El under, después de la caída del muro esquizofrénico, emigró al este. Los artistas que venían a experimentar en la isla se mudaron en los \'90 al otro lado. El territorio tenía espacios y voluntades para marginalidades y experimentaciones. Los anarquistas punks ocuparon viejos edificios prusianos, que custodiaban con hierros, perros negros y consignas. Por la noche, se reunían en el mítico club Wild at Heart, en el barrio turco de Kreuzberg, y paseaban sus cuerpos tatuados como una metáfora de la ciudad.

La vida era barata, había grandes espacios para ateliers y el clima propiciaba la exasperación de la individualidad creativa. Hoy, la ciudad cuenta con la mayor cantidad de galerías de arte de Europa: más de 400.

Tacheles es la casa de “ocupas” más representativa de los \'90. Hay sala de conciertos, ateliers y exposiciones en los cinco pisos, librería y un cine. Su patio es una fuerte imagen del siglo que pasó. Hay un helicóptero derribado; instalaciones con hierros retorcidos; banderas deshilachadas, y viejas camionetas pintadas estilo pop art. Frases, y más frases.

La punk actitud es una política de la cual Nina Hagen, la inconformista e irreverente cantante alemana, fue siempre el símbolo y que la modista Vivienne Westwood, tan cerca de los Sex Pistols, legitimó en las pasarelas del mundo: el look fashion punk.

Pero esta noche de miércoles, la cita es en Roter Salon (salón rojo), la mejor tanguería de la potente escena del tango de la ciudad. Contrariamente a lo pensado, Berlín es la capital del tango en Europa. Hay más de 50 milongas y centenares de bailarines.

Michael Rühl tiene 48 años y es un amante del tango. Fue camionero y saxofonista de un grupo de ska. Pero desde hace más de 20 años, es un tangófilo recalcitrante. Tiene una de las 10 colecciones sobre el tango más importantes del mundo. Al día siguiente, en su casa, me mostrará sus miles de vinilos, libros, pósters.
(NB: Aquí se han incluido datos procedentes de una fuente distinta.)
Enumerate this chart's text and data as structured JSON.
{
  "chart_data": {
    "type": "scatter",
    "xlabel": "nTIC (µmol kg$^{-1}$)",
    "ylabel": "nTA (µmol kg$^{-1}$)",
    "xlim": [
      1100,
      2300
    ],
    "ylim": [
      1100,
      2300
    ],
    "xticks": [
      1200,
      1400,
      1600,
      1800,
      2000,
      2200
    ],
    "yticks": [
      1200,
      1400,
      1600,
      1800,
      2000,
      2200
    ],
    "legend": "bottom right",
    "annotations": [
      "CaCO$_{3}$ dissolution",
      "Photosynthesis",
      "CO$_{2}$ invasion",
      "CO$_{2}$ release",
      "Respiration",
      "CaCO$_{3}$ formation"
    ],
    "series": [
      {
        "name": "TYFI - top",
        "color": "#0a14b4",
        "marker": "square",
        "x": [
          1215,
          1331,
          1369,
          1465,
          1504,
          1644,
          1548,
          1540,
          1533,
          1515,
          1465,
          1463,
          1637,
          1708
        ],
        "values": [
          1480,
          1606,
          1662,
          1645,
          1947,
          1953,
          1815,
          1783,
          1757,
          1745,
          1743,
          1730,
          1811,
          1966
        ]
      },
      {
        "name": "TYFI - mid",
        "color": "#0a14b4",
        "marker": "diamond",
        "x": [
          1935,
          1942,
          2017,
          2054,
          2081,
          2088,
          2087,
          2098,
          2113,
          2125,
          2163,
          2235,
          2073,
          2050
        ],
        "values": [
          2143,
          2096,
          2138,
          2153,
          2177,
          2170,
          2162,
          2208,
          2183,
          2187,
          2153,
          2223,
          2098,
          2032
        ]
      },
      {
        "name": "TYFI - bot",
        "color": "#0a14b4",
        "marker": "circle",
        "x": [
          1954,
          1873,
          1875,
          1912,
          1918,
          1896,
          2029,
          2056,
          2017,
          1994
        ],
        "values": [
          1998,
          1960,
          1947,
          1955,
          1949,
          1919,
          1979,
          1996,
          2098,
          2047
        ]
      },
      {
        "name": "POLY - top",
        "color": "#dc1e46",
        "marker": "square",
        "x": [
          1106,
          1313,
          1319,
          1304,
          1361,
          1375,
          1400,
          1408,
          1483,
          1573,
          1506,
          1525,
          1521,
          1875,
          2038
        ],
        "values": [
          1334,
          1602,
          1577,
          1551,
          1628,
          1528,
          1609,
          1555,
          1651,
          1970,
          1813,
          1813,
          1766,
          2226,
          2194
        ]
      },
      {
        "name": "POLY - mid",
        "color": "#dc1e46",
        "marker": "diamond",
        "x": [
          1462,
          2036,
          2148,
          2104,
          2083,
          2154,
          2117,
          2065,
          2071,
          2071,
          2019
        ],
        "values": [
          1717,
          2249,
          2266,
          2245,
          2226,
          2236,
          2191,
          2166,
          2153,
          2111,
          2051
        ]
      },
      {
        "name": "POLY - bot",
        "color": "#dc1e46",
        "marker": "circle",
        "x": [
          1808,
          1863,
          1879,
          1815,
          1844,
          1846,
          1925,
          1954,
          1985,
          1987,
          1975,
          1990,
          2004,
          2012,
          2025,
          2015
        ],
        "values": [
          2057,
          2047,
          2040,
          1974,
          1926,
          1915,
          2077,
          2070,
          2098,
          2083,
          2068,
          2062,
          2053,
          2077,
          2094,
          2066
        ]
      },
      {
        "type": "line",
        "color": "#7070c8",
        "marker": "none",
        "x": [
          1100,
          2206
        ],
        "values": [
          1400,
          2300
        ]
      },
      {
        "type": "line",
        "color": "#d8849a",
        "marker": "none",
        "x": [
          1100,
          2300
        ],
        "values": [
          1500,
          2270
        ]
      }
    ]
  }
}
Además, cada año organiza el prestigioso Festival de Tango de Berlín.

El Roten Salon está en el edificio del Volksbühne, mítico teatro del Este. En este salón se reunían, luego de cada función, los altos funcionarios de la República Democrática Alemana (RDA) junto a sus artistas, como lo muestra la premiada película La vida de los otros, de Florian Henkel von Donnersmarck, en algunas escenas filmadas en el Salón Verde, al lado del Roten Salon.

Esta noche, la playlist de Michael Rühl es una cuidada selección de tangos de los años ‘30, ‘40 y ‘50. Las potentes luces bañan de color rojo a las más de 30 parejas abrazadas.

Es medianoche, hora de la segunda cita, en esta ciudad insomne. La puerta está cerrada. Un africano de smoking se acerca a la entrada, toca el timbre, espera y entra. Un pasillo a media luz conduce a unas escaleras que desembocan en la pista, donde suena un tango in extremis. El club Insomnia, en la calle Alt-Tempelhof, es una antigua sala de baile de fines del siglo 19.

Las parejas bailan, sensuales, con las piernas cruzadas. Una mujer desnuda y atada hace acrobacia en el centro del salón. La voz de Roberto Goyeneche remixada entusiasma a una rubia de más de 40, de vestido transparente.

Es un sábado soleado. Hay poco tráfico y corre el viento. Las veredas están vacías. Durante los 40 años de la RDA, la ancha avenida fue el escenario anual de los desfiles militares. El Este afirmaba su poderío en tiempos de guerra fría: pasos firmes, inmensas banderas y orgullo socialista, como muestra el filme Good bye Lenin!, de Wolfgang Becker.

Berlín tiene una urbanidad abierta, desproporcionada y nunca circular; con muchos centros o con ninguno; siempre herida; y contradictoria, mutante, provisoria. “Berlín es fea pero sexy”, declaró uno de sus intendentes.

Mientras, el Este es el nuevo paraíso para los yuppies, los artistas y los proyectos. En la Kastanienallee, la columna vertebral de Prenzlauer Berg, los edificios tienen pegado el clima de posguerra. Pero desde las ruinas y las restauraciones, aparecen boutiques design híper modernas, restaurantes “bio” y galerías de arte. El barrio fue invadido por los “bodigital”, jóvenes bohemios y amantes de la tecnología. Hippies modernos, blancos y extravagantes, que proyectan websites desde los bares y circulan en bicicletas holandesas, leen a Goethe y van a conciertos punks.